Les fêtes habituelles sont célébrées aux Pays-Bas ; d’autres traditions leur sont propres. Les anniversaires en particulier sont très fêtés – les membres de la famille et les proches vont jusqu’à se féliciter mutuellement.

A cinquante ans, un homme reçoit le titre d’« Abraham », pour marquer la sagesse qui désormais le caractérisera. Un addendum fait qu’à la même échéance une femme devient « Sarah ». La fête d’anniversaire est plus grande, et dure parfois deux jours.

Je me promenais un jour d’été sans soleil sur le chemin pavé entre la petite plage et les immeubles quand j’ai aperçu quelque chose devant moi qui m’a fait vite détourner la tête : je ne voulais pas avoir l’air de scruter de près la femme assise sur une chaise de plage face à moi, sous l’abri du balcon du premier étage, les pieds sur un petit tabouret, et étrangement immobile. J’ai agi par discrétion, mais aussi parce qu’un petit spasme nerveux, ou de peur, venu de je ne savais pas où, m’a traversé.

J’ai continué ma promenade, m’engageant sur un sentier le long du lac, puis suis revenu sur mes pas pour rentrer. En m’approchant d’elle dans l’autre sens, j'ai vu que la femme n’avait pas bougé d’un millimètre. Elle portait un bonnet de laine, une grosse écharpe, un manteau épais, des gants, des lunettes noires, et elle avait une couverture sur les genoux.

Cette fois j’ai remarqué deux détails à filer la chair de poule. La peau du visage était anormalement lisse et luisante, et des chambres à air, comme de longs ballons, tenaient ses bras à distance du torse.

Une grande brûlée, ai-je conclu, qui ne pouvait pas bouger sans souffrir, et que ses proches avaient installée dehors pour maintenir un lien avec le monde pendant sa lente guérison, ou en attendant de mourir.

Avec un frisson d’aversion, j’ai quitté la plage pour rentrer dans la maison où je passais la semaine. J’ai dit deux mots sur ce que j’avais vu, et ai vu les autres échanger un regard. A table, je suis resté préoccupé par la vision de la brûlée, n’écoutant pas la conversation, sauf à comprendre qu’ils parlaient des « Abraham » et des usages qui les accompagnaient.

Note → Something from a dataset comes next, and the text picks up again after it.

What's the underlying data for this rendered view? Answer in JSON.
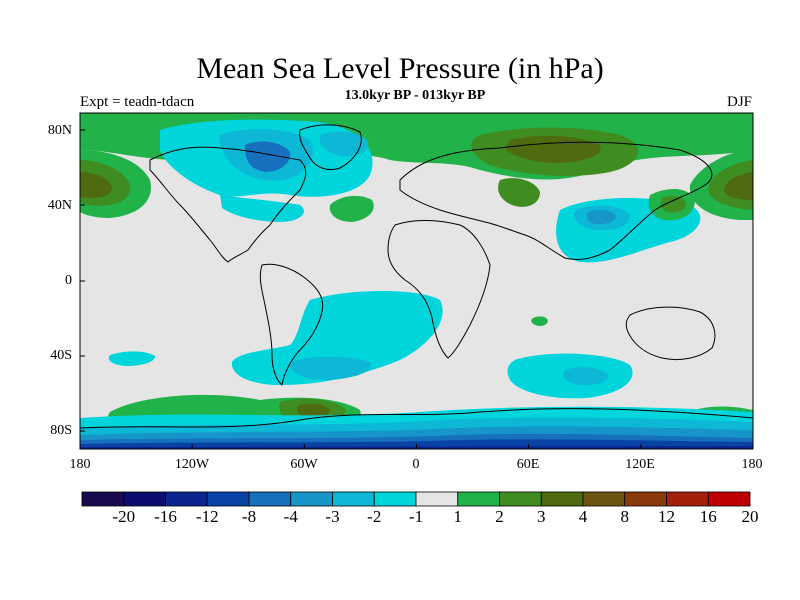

Dans la soirée j’ai décidé de retourner à la plage, sans rien dire à personne. La lumière commençait à s’affaiblir, mais la femme y était encore, dans son fauteuil, pieds sur le petit tabouret, lunettes noires empêchant les passants de savoir si elle ne les dévisageait pas.

M’abritant à moitié derrière le bord d’un immeuble proche, j’ai contemplé d’un œil la pauvre créature, comme je l’appelais intérieurement. Fixe, immobile, comme si la vie l’avait déjà quittée – c’était peut-être le cas, alors que son entourage, pris par autre chose, n’allait descendre la rentrer qu’au crépuscule (« …la pauvre, elle veut tellement rester dehors, ne pas être enfermée »). Ils risquaient de la trouver raide morte dans son fauteuil, ses pieds rigidifiés sur le tabouret.

Je l’ai regardée une dernière fois, un mélange de compassion et de répulsion m’opprimant la poitrine, et suis rentré me coucher.

La nuit a été fiévreuse : la brûlée me hantait, apparaissant et disparaissant, venant près de moi, s’éloignant. J’essayais de rester éveillé, mais le sommeil m’a repris, et elle était là à nouveau, s’approchant, tendant la main comme pour me frôler. En faisant un geste brusque pour l’éloigner, j’ai touché sa main et j’avais la sensation d’avoir plongé mes doigts dans une confiture. Elle s’est retirée. Pendant un dernier bref temps de demi-sommeil, j’ai revu la femme, debout, souriante. Elle a redressé les mains pour… enlever les lunettes noires. J’ai commencé à crier, sans arriver à faire un bruit, la gorge vide. Elle a pris les deux branches entre les doigts. Et je me suis éveillé en sursaut, et en sueur. Je n'osais même pas respirer, de peur de la voir ressurgir, non pas en rêve mais en chair et en os. Enfin j’ai eu le courage d’allumer. J’ai pensé à elle, à son terrible sort. Vers l’aube, j’ai même pensé offrir de rester auprès d’elle, pour ne pas la laisser souffrir seule. Consacrer même ma vie à soigner les souffrances du monde. Au lieu de laisser les familles s’en sortir en parquant les mourants dehors, ou dans un mouroir institutionnel. Je trouverais le courage de monter une croisade pour mettre fin à de telles souffrances atroces. Je serais leur sauveur en raccourcissant leur calvaire. Peu importerait mon sort, même la prison à vie.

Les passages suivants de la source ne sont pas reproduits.